Les installations que nous présente Michael A. Robinson dans son exposition à Plein Sud sont le résultat d’un processus de création empreint de spontanéité formelle et conceptuelle. On y retrouve les leitmotivs récurrents du travail antérieur de Robinson, tels la narration, les traces d’un chaos ordonné, le blanc et le bois, tout comme la thématique de l’art sur l’art. Ouvertes et libres au jeu de croisement, ces œuvres abordent le visiteur telle une mise en abîme déterminante sur l’évolution de l’état de création chez l’artiste, où paradoxes et contrastes abondent. Elles marquent également l’épilogue d’un corpus de travail chez l’artiste et signe la fin, de la fin, de la fin.
Imaginez un déploiement inattendu de tiges, de branches, de lampes, de toiles et de chevalets, de tables, de pinceaux et d’autres objets d’art réunis dans un indescriptible fatras qui envahit l’espace. À mesure que nous nous en approchons, nous y reconnaissons un parfait arsenal d’artiste, ici multiplié afin d’évoquer davantage une salle de classe consacrée au cours de dessin ou de peinture. Conçue pour l’espace de Plein sud, un lieu d’exposition tout particulièrement opportun, puisque situé précisément dans un collège qui valorise l’enseignement des arts, cette première œuvre déborde largement de ce cadre.
L’installation intitulée Trou blanc évoque aussi le mouvement. Le chaos imaginé par l’artiste semble jaillir d’un point central. Des fragments fuyants semblent projetés au hasard, mais forment un réseau de lignes qui contrôle le flux et dirige, de manière brutale, la matière dans l’espace. Mieux, l’œuvre apparaît comme une métaphore vertigineuse du cerveau humain : tiges et branches forment cet anti-espace où se bousculent les neurones, des nuées d’idées, la vitesse, le déferlement des pensées. Les lampes jouent le rôle des synapses, explosions de lumière traversées de contacts et de connexions. Dans le mouvement, des toiles encore vierges attendent prestement et immuablement les idées qui se trament sur la surface encombrée des pupitres. L’incertitude et la genèse éventuelle de la création.
Le monde théorique de Michael A. Robinson est empreint de lucidité et de réflexion. Dans cette œuvre particulière présentée à Plein sud, le chaos semble préexister à toute création, laquelle semblerait une matérialisation de l’essence originelle qui est là de prime abord et de tout temps. L’œuvre qui est devant nous, très matérielle, affirmative, pose pourtant la question de l’incertitude. Elle peut se contempler à la fois comme une explosion ou comme une implosion.

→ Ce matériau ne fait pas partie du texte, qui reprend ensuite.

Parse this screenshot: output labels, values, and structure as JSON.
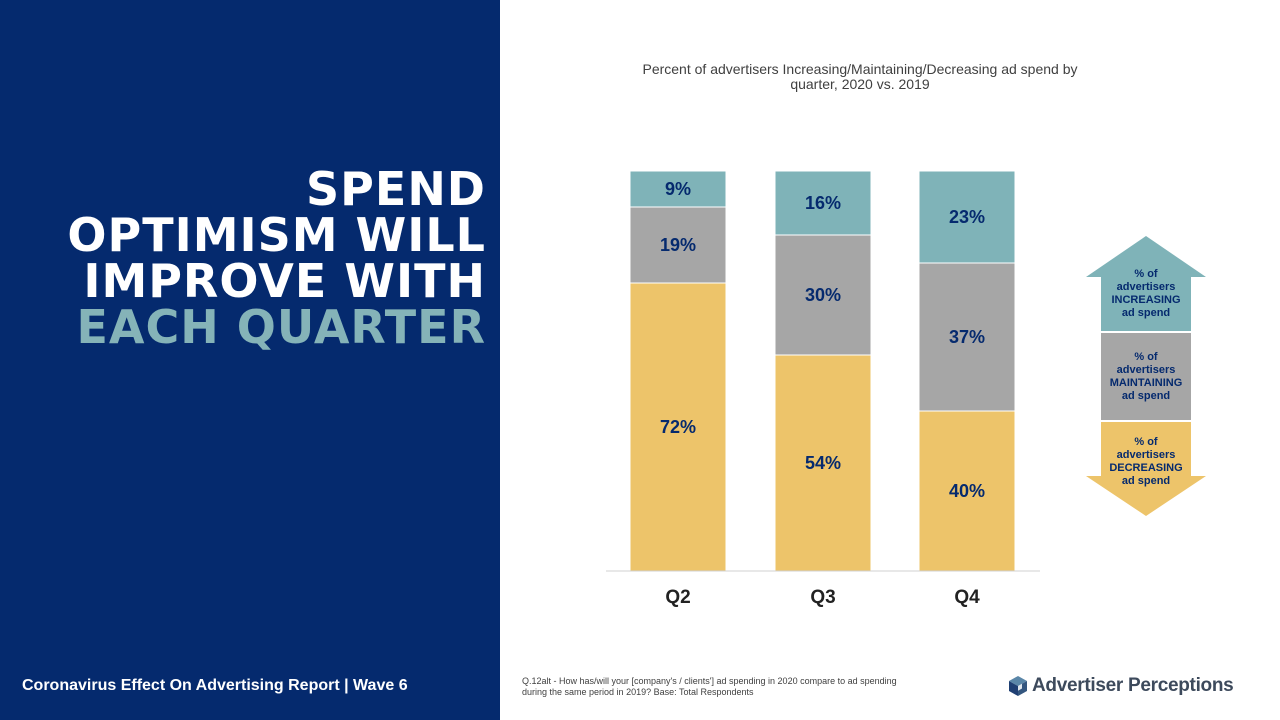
{
  "headline": {
    "lines": [
      "SPEND",
      "OPTIMISM WILL",
      "IMPROVE WITH"
    ],
    "accent_line": "EACH QUARTER"
  },
  "footer": {
    "report_label": "Coronavirus Effect On Advertising Report  |  Wave 6",
    "footnote": "Q.12alt - How has/will your [company's / clients'] ad spending in 2020 compare to ad spending during the same period in 2019?  Base: Total Respondents"
  },
  "logo": {
    "text": "Advertiser Perceptions",
    "icon": "cube-logo-icon"
  },
  "colors": {
    "panel": "#052a6e",
    "accent": "#85b3b8",
    "increasing": "#7fb3b8",
    "maintaining": "#a6a6a6",
    "decreasing": "#edc46a"
  },
  "chart_data": {
    "type": "bar",
    "stacked": true,
    "title": "Percent of advertisers Increasing/Maintaining/Decreasing ad spend by quarter, 2020 vs. 2019",
    "categories": [
      "Q2",
      "Q3",
      "Q4"
    ],
    "series": [
      {
        "name": "% of advertisers DECREASING ad spend",
        "values": [
          72,
          54,
          40
        ],
        "labels": [
          "72%",
          "54%",
          "40%"
        ],
        "color": "#edc46a"
      },
      {
        "name": "% of advertisers MAINTAINING ad spend",
        "values": [
          19,
          30,
          37
        ],
        "labels": [
          "19%",
          "30%",
          "37%"
        ],
        "color": "#a6a6a6"
      },
      {
        "name": "% of advertisers INCREASING ad spend",
        "values": [
          9,
          16,
          23
        ],
        "labels": [
          "9%",
          "16%",
          "23%"
        ],
        "color": "#7fb3b8"
      }
    ],
    "ylim": [
      0,
      100
    ],
    "grid": false,
    "legend_placement": "right",
    "legend": [
      {
        "lines": [
          "% of",
          "advertisers",
          "INCREASING",
          "ad spend"
        ],
        "shape": "up-arrow"
      },
      {
        "lines": [
          "% of",
          "advertisers",
          "MAINTAINING",
          "ad spend"
        ],
        "shape": "box"
      },
      {
        "lines": [
          "% of",
          "advertisers",
          "DECREASING",
          "ad spend"
        ],
        "shape": "down-arrow"
      }
    ]
  }
}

L’artiste offre au spectateur la liberté de considérer son travail sous plusieurs angles, les paradoxes et les contrastes y abondent.
Comme pour souligner cette liberté, Michael A. Robinson place une seconde œuvre, que tout oppose à la première. Sobre et solitaire, un petit meuble plutôt banal loge un four, dont la fonction, qui est de produire des micro-ondes, est détournée en faveur d’ondes sonores. La bande sonore ainsi étouffée met en relief le four comme enceinte de confinement. Retenue d’un côté, explosion formelle de l’autre, libre au spectateur d’explorer toutes les richesses extra-sculpturales de cette œuvre.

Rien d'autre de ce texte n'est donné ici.